Her time wasn’t over yet.
“Ayayay, poor Bartolo, ayayay, poor Bartolo!” wailed the bubi from his corner.
Bruna glanced over at Deuil. He was on the floor, white as a sheet, holding one of his feet. But at least he seemed to have a foot to hold. The rep picked up the K40 and walked over to the blubbering greedy-guts, who grabbed her.
“Hold on, hold on. Let me have a look at you,” Bruna said gently, feeling the bubi’s body, squeezing his little arms and skinny legs, checking the hairy skin for any sign of a wound. Other than a blow to his big nose, which had swollen to twice its normal size, the bubi seemed to be perfectly fine. Astonished, Bruna realized that this absurd alien creature had just saved their lives by throwing himself at their assailant’s head.
“You’ve been very brave, Bartolo. Very brave.

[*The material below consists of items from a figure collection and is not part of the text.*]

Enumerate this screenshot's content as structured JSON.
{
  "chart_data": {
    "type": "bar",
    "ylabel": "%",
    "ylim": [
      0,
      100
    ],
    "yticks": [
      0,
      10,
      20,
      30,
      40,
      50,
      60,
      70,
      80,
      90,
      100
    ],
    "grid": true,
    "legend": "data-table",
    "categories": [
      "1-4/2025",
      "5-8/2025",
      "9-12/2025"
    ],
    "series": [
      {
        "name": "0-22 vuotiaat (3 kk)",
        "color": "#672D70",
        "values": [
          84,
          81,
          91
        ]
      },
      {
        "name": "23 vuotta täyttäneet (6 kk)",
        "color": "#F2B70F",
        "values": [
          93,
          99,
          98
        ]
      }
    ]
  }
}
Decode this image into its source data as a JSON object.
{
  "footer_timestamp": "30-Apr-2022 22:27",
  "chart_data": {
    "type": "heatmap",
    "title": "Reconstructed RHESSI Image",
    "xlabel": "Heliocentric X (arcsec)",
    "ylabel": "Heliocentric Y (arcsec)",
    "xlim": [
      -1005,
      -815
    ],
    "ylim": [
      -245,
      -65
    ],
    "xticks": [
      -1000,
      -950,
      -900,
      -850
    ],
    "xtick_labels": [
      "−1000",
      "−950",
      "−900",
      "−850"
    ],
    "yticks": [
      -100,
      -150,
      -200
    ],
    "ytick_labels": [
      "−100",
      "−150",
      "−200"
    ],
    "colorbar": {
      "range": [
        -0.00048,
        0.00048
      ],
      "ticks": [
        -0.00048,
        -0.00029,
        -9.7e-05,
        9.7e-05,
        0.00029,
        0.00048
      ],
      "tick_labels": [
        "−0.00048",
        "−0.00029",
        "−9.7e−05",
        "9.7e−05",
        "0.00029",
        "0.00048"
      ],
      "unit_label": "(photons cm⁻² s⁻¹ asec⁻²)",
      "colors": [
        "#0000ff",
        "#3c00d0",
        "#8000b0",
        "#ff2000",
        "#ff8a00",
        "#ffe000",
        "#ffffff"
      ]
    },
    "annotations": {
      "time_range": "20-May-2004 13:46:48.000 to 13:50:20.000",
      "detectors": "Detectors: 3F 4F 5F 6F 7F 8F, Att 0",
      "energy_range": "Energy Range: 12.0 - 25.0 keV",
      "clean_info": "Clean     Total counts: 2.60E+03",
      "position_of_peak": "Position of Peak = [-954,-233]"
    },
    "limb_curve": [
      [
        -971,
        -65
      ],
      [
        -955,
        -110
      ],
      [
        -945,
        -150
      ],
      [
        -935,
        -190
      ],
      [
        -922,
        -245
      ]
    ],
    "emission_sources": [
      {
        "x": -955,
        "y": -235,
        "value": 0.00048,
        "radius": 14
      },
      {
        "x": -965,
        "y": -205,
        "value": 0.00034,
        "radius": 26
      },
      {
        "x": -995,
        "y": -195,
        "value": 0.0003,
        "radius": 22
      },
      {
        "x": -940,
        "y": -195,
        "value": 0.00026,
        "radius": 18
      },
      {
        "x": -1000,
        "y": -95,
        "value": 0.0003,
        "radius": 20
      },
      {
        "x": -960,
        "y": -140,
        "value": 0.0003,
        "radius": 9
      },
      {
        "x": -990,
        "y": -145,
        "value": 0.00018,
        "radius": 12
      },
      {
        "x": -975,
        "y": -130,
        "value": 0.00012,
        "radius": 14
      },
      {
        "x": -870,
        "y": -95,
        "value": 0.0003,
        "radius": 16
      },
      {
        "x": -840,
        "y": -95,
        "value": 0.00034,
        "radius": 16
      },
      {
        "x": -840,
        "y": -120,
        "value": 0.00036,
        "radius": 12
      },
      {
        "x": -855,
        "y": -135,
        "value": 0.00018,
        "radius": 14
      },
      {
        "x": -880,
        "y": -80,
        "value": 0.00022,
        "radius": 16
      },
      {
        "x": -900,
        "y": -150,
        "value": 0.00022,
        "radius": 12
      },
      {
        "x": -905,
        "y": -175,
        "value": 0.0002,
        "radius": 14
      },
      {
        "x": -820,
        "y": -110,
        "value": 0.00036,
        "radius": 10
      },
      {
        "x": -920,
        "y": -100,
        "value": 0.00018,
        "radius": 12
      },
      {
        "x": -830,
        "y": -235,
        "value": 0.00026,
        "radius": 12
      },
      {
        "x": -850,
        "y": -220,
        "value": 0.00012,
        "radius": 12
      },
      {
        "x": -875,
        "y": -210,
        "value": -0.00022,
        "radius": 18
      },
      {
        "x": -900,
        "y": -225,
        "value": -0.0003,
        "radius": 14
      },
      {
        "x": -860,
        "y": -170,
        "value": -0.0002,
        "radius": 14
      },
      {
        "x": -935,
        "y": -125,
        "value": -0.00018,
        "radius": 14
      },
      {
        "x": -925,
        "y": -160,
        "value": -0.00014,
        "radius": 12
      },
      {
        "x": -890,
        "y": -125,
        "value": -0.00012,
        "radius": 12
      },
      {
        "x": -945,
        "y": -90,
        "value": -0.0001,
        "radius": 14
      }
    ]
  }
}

We’re very grateful.”
“Bartolo good, Bartolo beautiful,” said the bubi, beaming.
“Yes, very good and very beautiful.” Bruna knelt down next to Deuil, still holding the greedy-guts and the K40. “How do you feel?”
“I’ll survive,” replied the tactile through gritted teeth.
“Let me have a look.”
Deuil moved his hands. The pinkie toe on his right foot had disappeared. The good thing about plasma was that it desiccated the flesh, sealed the tissue, and cauterized the edges of the wound just like red-hot iron, so the hole wasn’t bleeding.
“It’s nothing,” said the rep as she helped him sit more comfortably on the floor and propped a cushion behind his back.
“I know,” gasped Deuil.
Bruna called Lizard and used her mobile to show him the blasted door and the tactile’s foot.
“Don’t move from there,” ordered the inspector.
They had no intention of doing so. The rep sat down facing the door, cradling the K40, ready to repel any further attack. The trembling bubi clung to her neck. Some of the neighbors and one of the doormen peered cautiously from the landing, but when they saw the destroyed door and the armed combat rep they quickly disappeared. Bruna assumed that the police would be receiving a few calls. The rep was worried. The woman who had attacked them was most definitely a professional. And a very good one at that. A lone wolf, she wasn’t intimidated by combat technos, and she knew how to handle black plasma. A mercenary hired by someone to be sure. Now, with time at her disposal, Bruna recovered their assailant’s features from her photographic memory and got down to analyzing them. Slim and slight but extremely tough. There was something of the insect about her, the cold and perfect economy of an organic design as lethal as that of a spider, like a black widow.
The Black Widow,
Bruna repeated to herself, sensing she was closing in on something submerged in her mind, something important. She recalled the woman’s hands, the width of her shoulders, the position of her neck, the shape of her skull.
Yes, yes!
The intruder was the same woman who had passed herself off as Rosario Loperena, Gand’s widow. Which meant she was the same person who had tortured Loperena. It was easy for Bruna to mentally cover the assailant’s features with the crude silicone mask she’d used to assume the role of the real widow. Who, at that point in time, wasn’t even really a widow, since her husband had still been alive.